Listado del trasfondo envíado de las bandas que participan en la campaña:
Banda de Cazadores de Brujas de Gonart.
El Santo Oficio.
Una fuerte tormenta descargaba su furia sobre el destartalado establo de una de las tabernas de las afueras de Zavstra. El estallido cercano de un trueno despertó asustados a los enormes mastines de guerra, que comenzaron a ladrar ferozmente a la oscuridad de la noche. Zach acarició y tranquilizó a Claudio, un enorme pitbull que dirigía la manada.
Zach era un veterano soldado de la ciudad de Wolfenburgo. Tras retirarse del servicio en las tropas estatales, nunca pudo retomar una vida “normal”. Estaba acostumbrado a la violencia, y era la único que entendía. Se empleó como mercenario y entrenador de mastines de guerra, su gran pasión. Claudio, Augusto y Trajano eran sus actuales animales, y los había adiestrado desde cachorros. Se sentía mas a gusto en su compañía, por lo que normalmente dormía con ellos en los establos de las posadas. Su gran afinidad y maestría para entrenarlos fue lo que le había dado un puesto en su actual trabajo. Cazador de Brujas al servicio del Templo de Sigmar nada menos. Nunca había sido un hombre especialmente religioso, pero pagaban bien y sus perros habían demostrado ser unos cazadores de mutantes extraordinarios. Junto a él había sido reclutado Heimlich, otro mercenario, un hombre callado y taciturno, pero en el que se podía confiar en los momentos más difíciles. Además era un auténtico manitas, tan pronto te construía un refugio en las heladas montañas como destripaba a un hereje con un giro de muñeca. Esa habilidad esa lo que habían visto en el para unirlo al grupo, era extraordinariamente imaginativo en fabricar herramientas de tortura.
Los otros integrantes eran gente con la que lo mejor era tenerlos de frente y contentos. El capitán Bertram era un hombre alto e imponente, y su mirada helaba la sangre. Llevaba años al servicio del Gran Teogonista, y parecía tener recursos y contactos ilimitados por todo el Imperio. Era un asesino implacable, y no era capaz de contar los herejes o inocentes que habían caído ante sus sospechas. Junto a él siempre estaba Thobias, un siniestro personaje tan fanático como su señor. Siempre portaba letanías y plegarias en sus ropas, y su eterna capucha ocultaba un brillo de demencia en sus ojos. El trío lo cerraba Ulric, un sacerdote guerrero que actuaba como interrogador como protector espiritual del grupo. Había sido designado por el propio Gran Teogonista, y siempre estaba dirigiendo al grupo hacia un “peligroso” objetivo, un nigromante, un hechicero renegado, brujas, herejes... a el le daba igual. Podían adornar sus actos con la fé, pero su negocio era la muerte, como cualquier otra compañía mercenaria con la que había trabajado.

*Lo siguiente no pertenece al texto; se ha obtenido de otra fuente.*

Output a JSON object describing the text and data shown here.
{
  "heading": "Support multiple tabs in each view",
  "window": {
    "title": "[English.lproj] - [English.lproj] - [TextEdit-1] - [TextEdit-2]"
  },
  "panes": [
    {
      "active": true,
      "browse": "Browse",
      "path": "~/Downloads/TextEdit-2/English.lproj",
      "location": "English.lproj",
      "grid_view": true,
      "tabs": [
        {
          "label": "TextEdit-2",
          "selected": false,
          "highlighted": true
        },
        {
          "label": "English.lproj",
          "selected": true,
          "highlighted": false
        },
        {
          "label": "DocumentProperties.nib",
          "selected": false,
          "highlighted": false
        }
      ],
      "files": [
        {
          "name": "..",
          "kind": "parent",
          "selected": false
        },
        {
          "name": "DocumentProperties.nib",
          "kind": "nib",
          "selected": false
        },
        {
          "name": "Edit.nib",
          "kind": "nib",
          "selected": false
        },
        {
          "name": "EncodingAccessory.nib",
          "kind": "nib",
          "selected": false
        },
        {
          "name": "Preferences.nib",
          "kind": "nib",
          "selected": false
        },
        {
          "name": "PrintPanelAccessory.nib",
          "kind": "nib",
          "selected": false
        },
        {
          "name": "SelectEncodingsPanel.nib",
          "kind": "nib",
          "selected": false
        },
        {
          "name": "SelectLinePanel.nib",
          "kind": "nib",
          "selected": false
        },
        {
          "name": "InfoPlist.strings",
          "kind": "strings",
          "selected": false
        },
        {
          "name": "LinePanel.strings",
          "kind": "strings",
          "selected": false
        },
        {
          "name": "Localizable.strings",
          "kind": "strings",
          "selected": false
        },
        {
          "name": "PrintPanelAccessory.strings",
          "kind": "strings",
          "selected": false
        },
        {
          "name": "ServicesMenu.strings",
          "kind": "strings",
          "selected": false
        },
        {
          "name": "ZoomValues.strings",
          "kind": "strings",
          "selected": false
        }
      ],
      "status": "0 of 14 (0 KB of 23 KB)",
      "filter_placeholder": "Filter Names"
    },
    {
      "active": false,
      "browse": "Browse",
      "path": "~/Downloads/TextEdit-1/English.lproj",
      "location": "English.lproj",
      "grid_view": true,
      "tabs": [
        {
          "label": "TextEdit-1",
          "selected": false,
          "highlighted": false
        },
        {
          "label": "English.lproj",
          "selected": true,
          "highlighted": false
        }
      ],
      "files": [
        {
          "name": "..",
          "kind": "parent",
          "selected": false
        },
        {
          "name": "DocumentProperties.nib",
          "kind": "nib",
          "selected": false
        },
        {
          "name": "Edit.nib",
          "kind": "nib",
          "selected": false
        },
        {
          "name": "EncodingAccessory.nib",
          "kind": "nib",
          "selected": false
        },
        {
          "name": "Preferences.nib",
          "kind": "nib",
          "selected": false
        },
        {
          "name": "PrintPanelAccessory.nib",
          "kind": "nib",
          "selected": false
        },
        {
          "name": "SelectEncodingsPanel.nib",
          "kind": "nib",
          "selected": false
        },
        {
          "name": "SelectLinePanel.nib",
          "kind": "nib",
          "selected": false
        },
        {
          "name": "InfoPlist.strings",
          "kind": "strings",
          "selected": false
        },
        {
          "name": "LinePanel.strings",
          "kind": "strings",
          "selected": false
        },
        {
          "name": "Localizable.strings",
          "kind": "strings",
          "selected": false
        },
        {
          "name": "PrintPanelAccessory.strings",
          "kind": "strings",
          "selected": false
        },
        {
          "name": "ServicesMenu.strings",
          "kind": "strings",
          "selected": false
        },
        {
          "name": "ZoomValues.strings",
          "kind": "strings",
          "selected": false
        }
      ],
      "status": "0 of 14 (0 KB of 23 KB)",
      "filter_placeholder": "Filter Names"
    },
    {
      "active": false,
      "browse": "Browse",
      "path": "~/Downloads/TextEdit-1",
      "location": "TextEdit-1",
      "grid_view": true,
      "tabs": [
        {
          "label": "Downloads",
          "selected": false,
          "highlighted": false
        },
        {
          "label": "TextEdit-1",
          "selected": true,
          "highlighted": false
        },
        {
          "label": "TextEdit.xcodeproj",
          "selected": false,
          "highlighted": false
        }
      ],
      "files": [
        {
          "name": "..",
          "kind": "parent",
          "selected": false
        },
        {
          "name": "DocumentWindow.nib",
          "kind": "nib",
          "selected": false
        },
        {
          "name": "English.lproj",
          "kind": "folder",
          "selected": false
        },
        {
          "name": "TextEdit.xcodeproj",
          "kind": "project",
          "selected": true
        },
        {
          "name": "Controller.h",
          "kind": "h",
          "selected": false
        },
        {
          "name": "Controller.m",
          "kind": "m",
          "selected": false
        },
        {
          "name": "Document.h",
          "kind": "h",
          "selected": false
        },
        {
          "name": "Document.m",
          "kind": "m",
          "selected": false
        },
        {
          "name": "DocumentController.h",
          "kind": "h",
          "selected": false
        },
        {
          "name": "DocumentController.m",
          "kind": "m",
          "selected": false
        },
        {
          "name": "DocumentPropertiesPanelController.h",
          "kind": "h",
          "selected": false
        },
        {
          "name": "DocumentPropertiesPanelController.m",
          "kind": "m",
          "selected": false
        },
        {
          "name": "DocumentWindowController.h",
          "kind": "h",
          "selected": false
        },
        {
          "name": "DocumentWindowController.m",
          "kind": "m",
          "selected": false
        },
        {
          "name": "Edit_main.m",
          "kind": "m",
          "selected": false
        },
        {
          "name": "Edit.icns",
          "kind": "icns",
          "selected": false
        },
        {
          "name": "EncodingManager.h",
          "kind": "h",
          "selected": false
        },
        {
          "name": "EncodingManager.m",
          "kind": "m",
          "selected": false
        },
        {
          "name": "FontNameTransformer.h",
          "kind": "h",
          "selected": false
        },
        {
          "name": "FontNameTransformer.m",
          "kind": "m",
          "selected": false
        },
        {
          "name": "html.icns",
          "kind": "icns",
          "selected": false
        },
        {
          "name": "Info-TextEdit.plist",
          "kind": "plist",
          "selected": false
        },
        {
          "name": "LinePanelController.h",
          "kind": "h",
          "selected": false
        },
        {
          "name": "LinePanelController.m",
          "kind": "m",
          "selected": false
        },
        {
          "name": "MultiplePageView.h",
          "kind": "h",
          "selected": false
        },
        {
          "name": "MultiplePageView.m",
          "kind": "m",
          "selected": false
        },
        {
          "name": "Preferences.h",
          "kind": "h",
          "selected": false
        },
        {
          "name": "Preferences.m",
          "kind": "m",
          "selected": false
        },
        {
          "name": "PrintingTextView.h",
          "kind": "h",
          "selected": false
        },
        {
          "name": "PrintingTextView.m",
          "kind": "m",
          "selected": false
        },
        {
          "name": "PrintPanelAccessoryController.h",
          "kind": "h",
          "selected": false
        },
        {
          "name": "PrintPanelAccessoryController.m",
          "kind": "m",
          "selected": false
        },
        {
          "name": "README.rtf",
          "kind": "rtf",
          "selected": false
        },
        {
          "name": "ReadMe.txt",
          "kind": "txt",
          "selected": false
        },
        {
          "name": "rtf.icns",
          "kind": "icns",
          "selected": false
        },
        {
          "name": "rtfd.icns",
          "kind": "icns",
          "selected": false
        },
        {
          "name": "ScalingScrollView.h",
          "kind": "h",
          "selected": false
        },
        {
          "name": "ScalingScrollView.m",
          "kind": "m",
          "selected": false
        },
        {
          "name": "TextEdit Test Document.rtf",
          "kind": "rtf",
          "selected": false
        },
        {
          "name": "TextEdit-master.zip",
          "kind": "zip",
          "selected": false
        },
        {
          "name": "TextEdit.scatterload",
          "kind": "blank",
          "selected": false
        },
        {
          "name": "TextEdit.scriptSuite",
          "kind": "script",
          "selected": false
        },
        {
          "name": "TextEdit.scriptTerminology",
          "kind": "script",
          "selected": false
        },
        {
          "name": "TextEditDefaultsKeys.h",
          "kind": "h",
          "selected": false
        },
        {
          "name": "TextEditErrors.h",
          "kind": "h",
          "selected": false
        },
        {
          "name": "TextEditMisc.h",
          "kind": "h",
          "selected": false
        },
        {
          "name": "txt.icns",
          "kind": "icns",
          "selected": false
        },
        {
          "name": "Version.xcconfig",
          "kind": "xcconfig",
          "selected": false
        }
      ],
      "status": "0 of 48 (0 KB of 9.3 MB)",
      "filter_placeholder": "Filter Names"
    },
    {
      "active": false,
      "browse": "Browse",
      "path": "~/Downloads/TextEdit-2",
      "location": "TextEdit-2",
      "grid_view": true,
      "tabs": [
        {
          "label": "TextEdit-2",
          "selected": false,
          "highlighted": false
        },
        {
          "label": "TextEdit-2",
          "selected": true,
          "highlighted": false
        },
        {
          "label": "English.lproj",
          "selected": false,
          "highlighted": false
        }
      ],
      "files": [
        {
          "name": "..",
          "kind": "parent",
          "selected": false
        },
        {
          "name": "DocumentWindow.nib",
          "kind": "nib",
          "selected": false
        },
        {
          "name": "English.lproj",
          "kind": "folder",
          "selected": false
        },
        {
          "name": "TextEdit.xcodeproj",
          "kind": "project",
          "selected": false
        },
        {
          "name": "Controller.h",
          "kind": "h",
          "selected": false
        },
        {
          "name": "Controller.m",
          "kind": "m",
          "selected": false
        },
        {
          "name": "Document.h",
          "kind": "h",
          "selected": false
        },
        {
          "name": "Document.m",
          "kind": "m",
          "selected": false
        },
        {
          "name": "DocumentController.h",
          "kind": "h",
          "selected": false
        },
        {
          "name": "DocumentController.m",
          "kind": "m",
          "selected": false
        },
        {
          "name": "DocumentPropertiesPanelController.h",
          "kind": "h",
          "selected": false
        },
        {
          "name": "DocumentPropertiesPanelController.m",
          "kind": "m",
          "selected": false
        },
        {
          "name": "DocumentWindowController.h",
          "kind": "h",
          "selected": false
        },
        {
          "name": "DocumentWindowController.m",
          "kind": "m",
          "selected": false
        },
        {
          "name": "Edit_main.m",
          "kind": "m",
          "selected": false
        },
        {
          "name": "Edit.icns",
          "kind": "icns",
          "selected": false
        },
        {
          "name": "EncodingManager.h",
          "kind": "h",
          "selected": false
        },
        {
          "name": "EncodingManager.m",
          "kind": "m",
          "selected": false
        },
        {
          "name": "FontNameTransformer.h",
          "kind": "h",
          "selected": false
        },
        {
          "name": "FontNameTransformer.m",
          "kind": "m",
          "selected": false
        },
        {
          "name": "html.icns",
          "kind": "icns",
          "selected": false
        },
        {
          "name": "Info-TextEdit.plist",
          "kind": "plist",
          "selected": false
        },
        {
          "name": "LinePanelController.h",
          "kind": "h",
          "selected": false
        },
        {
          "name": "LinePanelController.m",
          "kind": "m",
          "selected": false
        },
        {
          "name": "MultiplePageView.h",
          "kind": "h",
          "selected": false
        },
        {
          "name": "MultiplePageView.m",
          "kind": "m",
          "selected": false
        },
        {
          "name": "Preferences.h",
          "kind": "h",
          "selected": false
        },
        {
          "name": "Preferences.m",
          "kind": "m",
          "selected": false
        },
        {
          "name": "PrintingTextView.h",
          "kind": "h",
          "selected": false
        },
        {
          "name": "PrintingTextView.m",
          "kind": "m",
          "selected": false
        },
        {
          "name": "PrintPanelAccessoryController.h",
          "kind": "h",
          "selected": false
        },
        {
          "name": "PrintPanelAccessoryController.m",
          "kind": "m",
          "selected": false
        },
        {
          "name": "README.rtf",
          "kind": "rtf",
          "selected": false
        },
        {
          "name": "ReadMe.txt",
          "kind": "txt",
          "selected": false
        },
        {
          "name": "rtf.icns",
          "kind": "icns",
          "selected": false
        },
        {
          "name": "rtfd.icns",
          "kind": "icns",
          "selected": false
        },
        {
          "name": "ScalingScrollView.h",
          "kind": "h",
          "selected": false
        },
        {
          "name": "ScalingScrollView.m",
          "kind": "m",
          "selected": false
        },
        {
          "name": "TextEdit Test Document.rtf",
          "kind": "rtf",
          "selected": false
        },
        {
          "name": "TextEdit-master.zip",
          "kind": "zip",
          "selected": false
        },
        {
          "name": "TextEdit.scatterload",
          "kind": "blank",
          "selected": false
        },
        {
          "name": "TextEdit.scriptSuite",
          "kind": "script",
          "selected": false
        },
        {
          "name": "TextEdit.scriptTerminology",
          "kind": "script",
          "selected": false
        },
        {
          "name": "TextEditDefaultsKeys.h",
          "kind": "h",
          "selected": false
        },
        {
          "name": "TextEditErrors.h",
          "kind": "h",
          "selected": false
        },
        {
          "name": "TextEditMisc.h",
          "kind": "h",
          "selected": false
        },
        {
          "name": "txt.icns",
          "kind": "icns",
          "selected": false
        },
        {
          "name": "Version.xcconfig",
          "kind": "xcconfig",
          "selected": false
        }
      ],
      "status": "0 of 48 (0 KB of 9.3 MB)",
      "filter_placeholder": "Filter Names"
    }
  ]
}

Y ahí estaban, en Kislev, con el culo helado buscando a uno de los contactos de Bertram en las frías estepas del norte. Al parecer se habían encontrado con Liudmila, una exploradora de la zona que había encontrado el rastro de un tal Leovigild, o Leopold, de “Leo”, un peligroso mago oscuro y adorador de los poderes oscuros que recorría el Viejo Mundo realizando oscuros rituales. Debía de ser una de las “grandes presas” del Templo de Sigmar, ya que no estaban reparando en gastos.
Su última información le había helado la sangre, todos habían oído historias de la Ciudad de Los Condenados. La exploradora contó que sus últimos movimientos conducían a Mordheim, y hacia allí partirían al amanecer. El sueldo era bueno, tenía a sus perros, y era una cloaca como cualquier otra par morir, pero por primera vez en su larga carrera, tenía un mal presentimiento sobre este trabajo, y desde luego la tormenta y la brillante luna Morrisleb brillando a través de las nubes no era una buen presagio.